Fiz uma péssima prova de francês hoje. Parte do exame de seleção para o doutorado. Um texto super longo e com um vocabulário esquisito demais. Não é eliminatória, porém quem não passar não ganha a bolsa de estudos... o que significaria, para mim, manter as aulas todas que eu dou + assistir as aulas do doutorado, uma pedreira danada. Mas como sou otimista (ingênuo?) acho que jogo só acaba aos 45 do 2º tempo.


Je suis désolé...

segunda-feira, 17 de novembro de 2008

A Força que nunca seca


Deu no jornal: lançamento do livro :“Poesias para me sentir viva”. A autora tem ELA, uma doença degenerativa que ataca os neurônios motores. Atualmente Leide nem pisca porém, movimenta os olhos e foi assim que ela “escreveu” os 60 poemas da obra.

Há forças enormes que me surpreendem, amores à vida mais fortes do que a morte (não seria uma solução mais fácil?): todas coisas que me tocam profundamente e me espantam. Por que eu não sei se seria capaz.

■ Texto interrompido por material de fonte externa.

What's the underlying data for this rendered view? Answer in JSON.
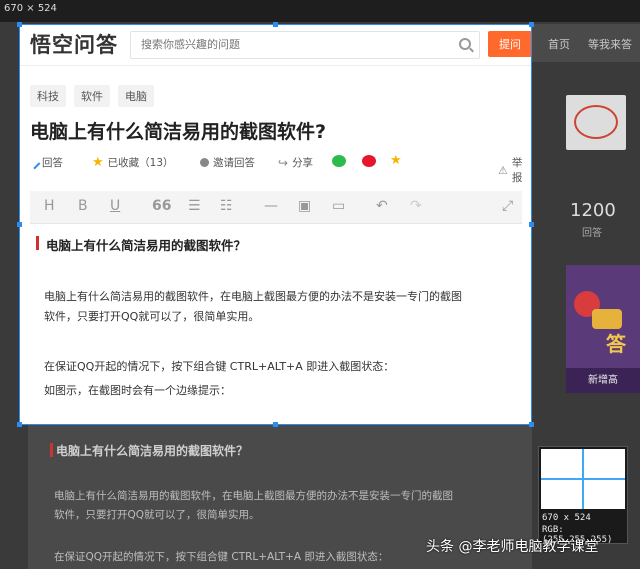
{
  "dim_label": "670 × 524",
  "bg": {
    "nav": [
      "首页",
      "等我来答"
    ],
    "stat_value": "1200",
    "stat_label": "回答",
    "banner_text": "答",
    "banner_caption": "新增高",
    "article": {
      "heading": "电脑上有什么简洁易用的截图软件？",
      "paragraphs": [
        "电脑上有什么简洁易用的截图软件，在电脑上截图最方便的办法不是安装一专门的截图",
        "软件，只要打开QQ就可以了，很简单实用。",
        "在保证QQ开起的情况下，按下组合键 CTRL+ALT+A 即进入截图状态："
      ]
    }
  },
  "header": {
    "logo": "悟空问答",
    "search_placeholder": "搜索你感兴趣的问题",
    "ask_button": "提问"
  },
  "tags": [
    "科技",
    "软件",
    "电脑"
  ],
  "question": {
    "title": "电脑上有什么简洁易用的截图软件?"
  },
  "actions": {
    "answer": "回答",
    "favorited": "已收藏（13）",
    "invite": "邀请回答",
    "share": "分享",
    "report": "举报"
  },
  "toolbar": {
    "heading": "H",
    "bold": "B",
    "underline": "U",
    "quote": "66"
  },
  "editor": {
    "heading": "电脑上有什么简洁易用的截图软件？",
    "p1_line1": "电脑上有什么简洁易用的截图软件，在电脑上截图最方便的办法不是安装一专门的截图",
    "p1_line2": "软件，只要打开QQ就可以了，很简单实用。",
    "p2": "在保证QQ开起的情况下，按下组合键 CTRL+ALT+A 即进入截图状态：",
    "p3": "如图示，在截图时会有一个边缘提示："
  },
  "picker": {
    "size": "670 x 524",
    "rgb": "RGB:(255,255,255)"
  },
  "watermark": "头条 @李老师电脑教学课堂",
  "colors": {
    "accent": "#2d8cf0",
    "ask_button": "#ff6a2c",
    "star": "#f5b400"
  }
}
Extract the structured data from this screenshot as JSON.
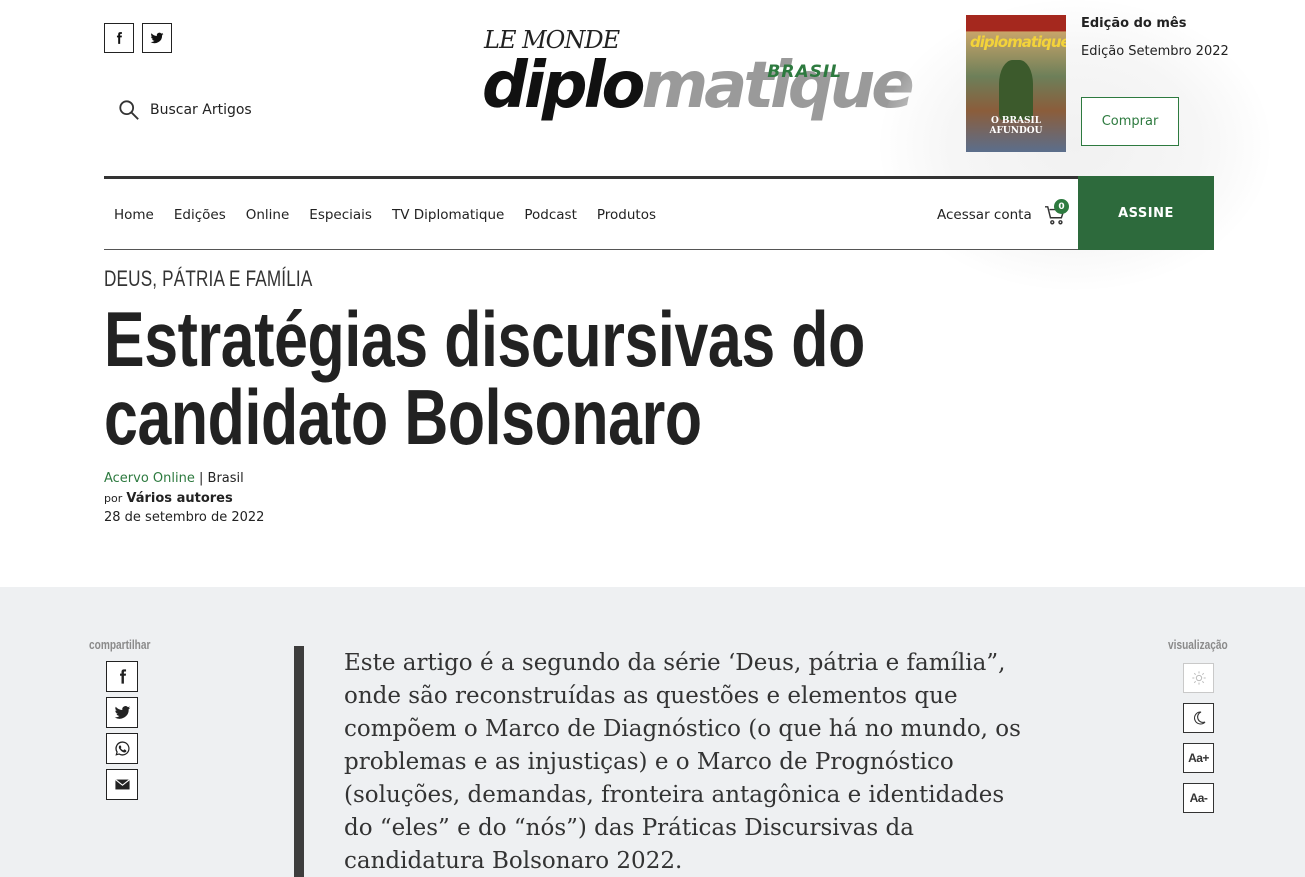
{
  "social_top": {
    "facebook_icon": "facebook-icon",
    "twitter_icon": "twitter-icon"
  },
  "search": {
    "label": "Buscar Artigos"
  },
  "logo": {
    "le_monde": "LE MONDE",
    "diplo_dark": "diplo",
    "diplo_light": "matique",
    "brasil": "BRASIL"
  },
  "edition": {
    "label": "Edição do mês",
    "name": "Edição Setembro 2022",
    "buy_label": "Comprar",
    "cover": {
      "title": "diplomatique",
      "headline": "O BRASIL AFUNDOU"
    }
  },
  "nav": {
    "items": [
      "Home",
      "Edições",
      "Online",
      "Especiais",
      "TV Diplomatique",
      "Podcast",
      "Produtos"
    ],
    "account": "Acessar conta",
    "cart_count": "0",
    "subscribe": "ASSINE"
  },
  "article": {
    "kicker": "DEUS, PÁTRIA E FAMÍLIA",
    "title": "Estratégias discursivas do candidato Bolsonaro",
    "section": "Acervo Online",
    "separator": "|",
    "region": "Brasil",
    "by": "por",
    "authors": "Vários autores",
    "date": "28 de setembro de 2022",
    "lead": "Este artigo é a segundo da série ‘Deus, pátria e família”, onde são reconstruídas as questões e elementos que compõem o Marco de Diagnóstico (o que há no mundo, os problemas e as injustiças) e o Marco de Prognóstico (soluções, demandas, fronteira antagônica e identidades do “eles” e do “nós”) das Práticas Discursivas da candidatura Bolsonaro 2022."
  },
  "share": {
    "label": "compartilhar",
    "icons": [
      "facebook-icon",
      "twitter-icon",
      "whatsapp-icon",
      "email-icon"
    ]
  },
  "display": {
    "label": "visualização",
    "increase": "Aa+",
    "decrease": "Aa-"
  },
  "colors": {
    "accent": "#2d7a3f",
    "subscribe_bg": "#2d6a3c",
    "body_bg": "#eef0f2"
  }
}
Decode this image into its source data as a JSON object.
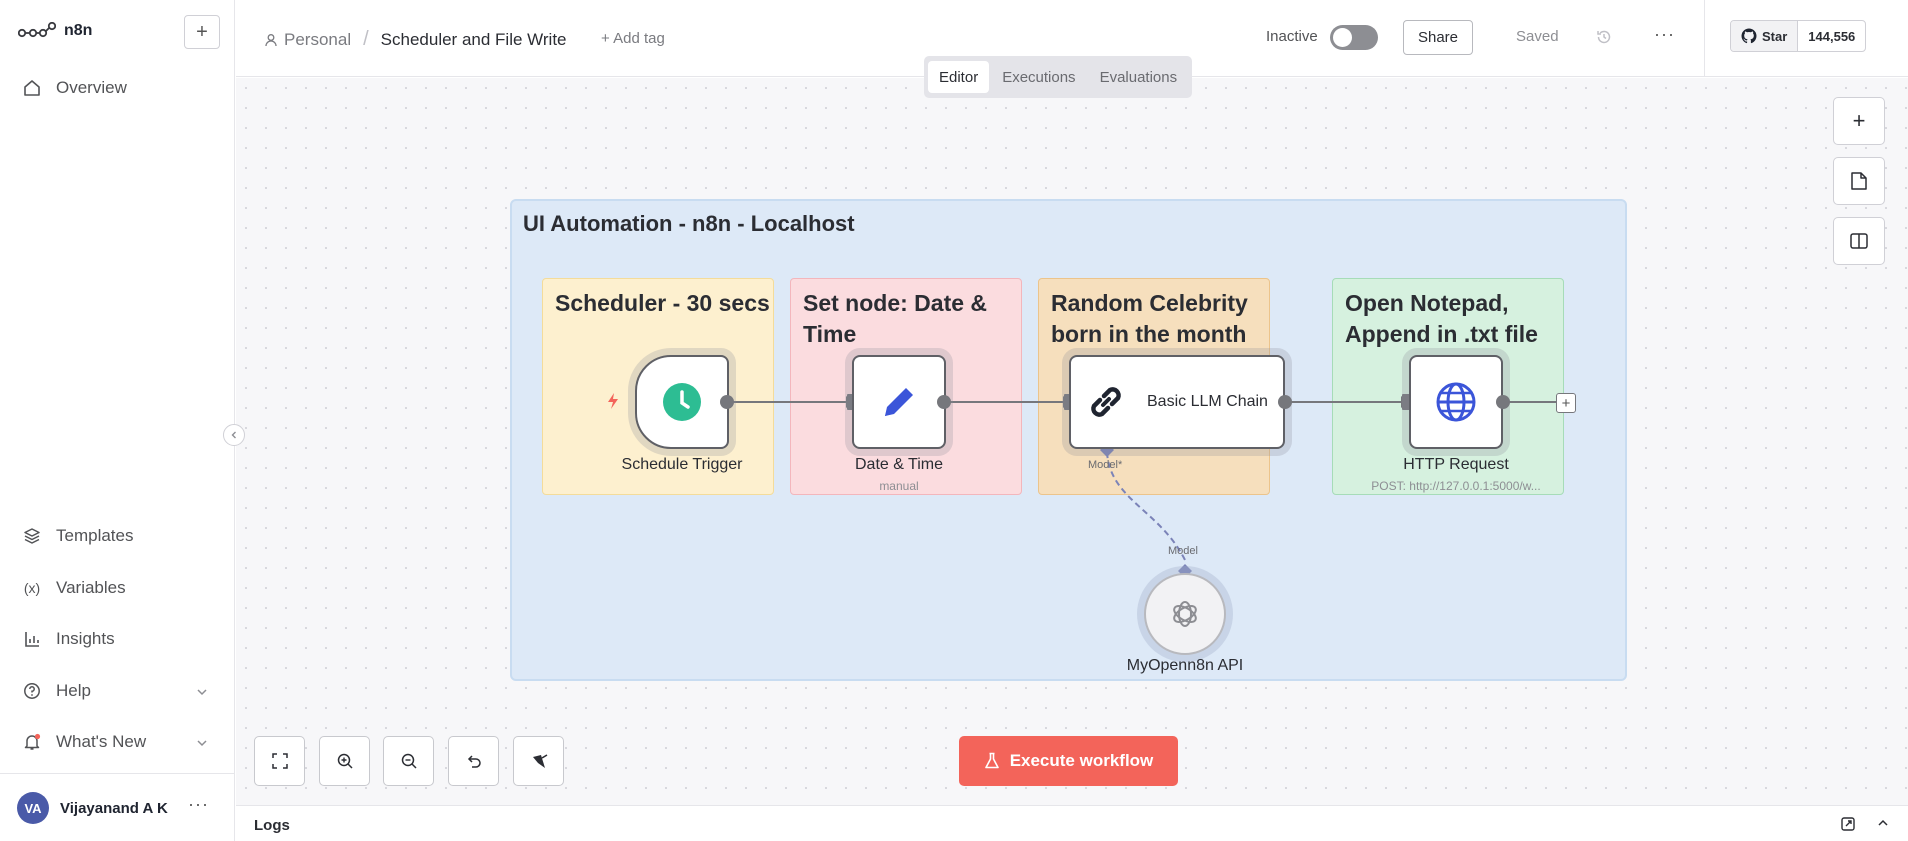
{
  "app": {
    "name": "n8n",
    "new_label": "+"
  },
  "sidebar": {
    "overview": "Overview",
    "items": [
      {
        "label": "Templates",
        "icon": "cube-icon"
      },
      {
        "label": "Variables",
        "icon": "variable-icon"
      },
      {
        "label": "Insights",
        "icon": "chart-icon"
      },
      {
        "label": "Help",
        "icon": "help-icon"
      },
      {
        "label": "What's New",
        "icon": "bell-icon"
      }
    ],
    "user": {
      "initials": "VA",
      "name": "Vijayanand A K"
    }
  },
  "header": {
    "project": "Personal",
    "workflow_name": "Scheduler and File Write",
    "add_tag": "+ Add tag",
    "status": "Inactive",
    "share": "Share",
    "saved": "Saved",
    "github_star": "Star",
    "github_count": "144,556"
  },
  "tabs": [
    {
      "label": "Editor",
      "active": true
    },
    {
      "label": "Executions",
      "active": false
    },
    {
      "label": "Evaluations",
      "active": false
    }
  ],
  "canvas": {
    "group_title": "UI Automation - n8n - Localhost",
    "stickies": [
      {
        "title": "Scheduler - 30 secs",
        "color": "#fdf0cf"
      },
      {
        "title": "Set node: Date & Time",
        "color": "#fbdcdf"
      },
      {
        "title": "Random Celebrity born in the month",
        "color": "#f6dfbd"
      },
      {
        "title": "Open Notepad, Append in .txt file",
        "color": "#d6f1df"
      }
    ],
    "nodes": {
      "schedule": {
        "label": "Schedule Trigger",
        "icon": "clock-icon"
      },
      "datetime": {
        "label": "Date & Time",
        "sub": "manual",
        "icon": "pencil-icon"
      },
      "llm": {
        "label": "Basic LLM Chain",
        "icon": "link-icon"
      },
      "http": {
        "label": "HTTP Request",
        "sub": "POST: http://127.0.0.1:5000/w...",
        "icon": "globe-icon"
      },
      "openai": {
        "label": "MyOpenn8n API",
        "icon": "openai-icon"
      }
    },
    "model_label_top": "Model*",
    "model_label_bottom": "Model"
  },
  "execute_label": "Execute workflow",
  "logs_label": "Logs",
  "colors": {
    "accent": "#f3645a",
    "group_bg": "#dde9f7"
  }
}
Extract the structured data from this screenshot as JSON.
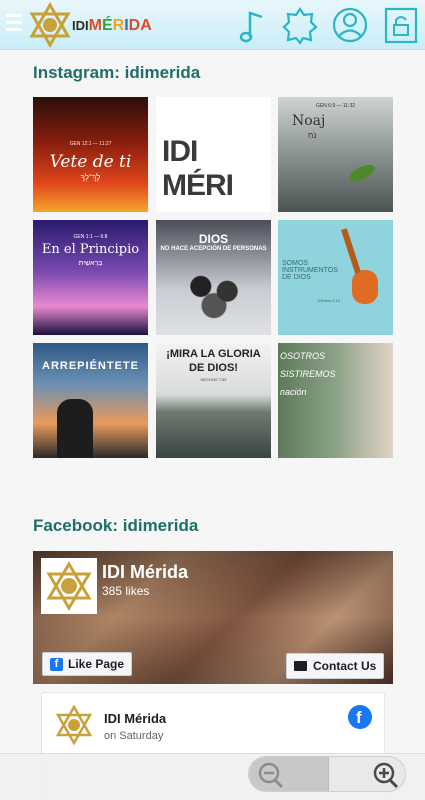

O quanto eu estou vivo? Em que condições vale a pena estar? Até onde podem ir minha determinação e desejo. De três anos para cá tenho precisado muito deles. E eles não têm me faltado. De uma forma muito concreta tenho me descoberto mais forte e adulto do que jamais sonhei. Mas minha fragilidade e a paralisia do medo também me rondam. E nesse equilíbrio instável de forças e abismos que sou eu mesmo, há sempre, no entanto algo constante, a coragem de não me iludir, de não repousar em uma vida pré-fabricada, não construir sobre expectativas alheias, palácios cômodos. Desbravar tudo, sangrar todo, ir, sempre, mais, adiante. Necessidade de que sou feito ou coragem salutar?

Parabéns a Leide e à surpreendente vida.

sexta-feira, 14 de novembro de 2008

Palavras: o quanto são importantes?


Ela estava lá, no meio de uma frase casual, saída entre uma garfada e outra no jantar. A palavra, o vocativo a mim dirigido: namorado. A primeira e única vez até agora que ele me chamou assim. 29 dias de uma intensa convivência (oh! Em muitos sentidos...) e ei-la.
Se fosse em outros tempos a esta altura da relação (29 dias quase nos encontrando diariamente!) já estaria subindo pelas paredes com a falta de definição: estamos saindo? Ficando? Só trepando? Namorando? Sou um obsessivo por definições. Acho que é neurose de virginiano. Preciso saber onde estou pisando, nem que seja para reconhecido o terreno me jogar sem reservas nele. Tudo bem, eu não tenho medo de me sujar na lama dos equívocos, sempre preferi o muito ao mais ou menos quando se trata de arriscar o coração.
Mas desta vez, é diferente. Eu não passei pela fase de encantamento com o príncipe lindo, louro, bombado, num cavalo branco. Achei que era apenas um ótimo (põe bom nisso!) sexo. E aí começamos a falar sobre a vida, as respectivas famílias, desejos e planos. E cá estamos.
O que é? Não sei. Mas Faz 29 dias, ele me chamou para um café com uns amigos dele no feriado que vem e .. cá estamos. E está bom, muito bom.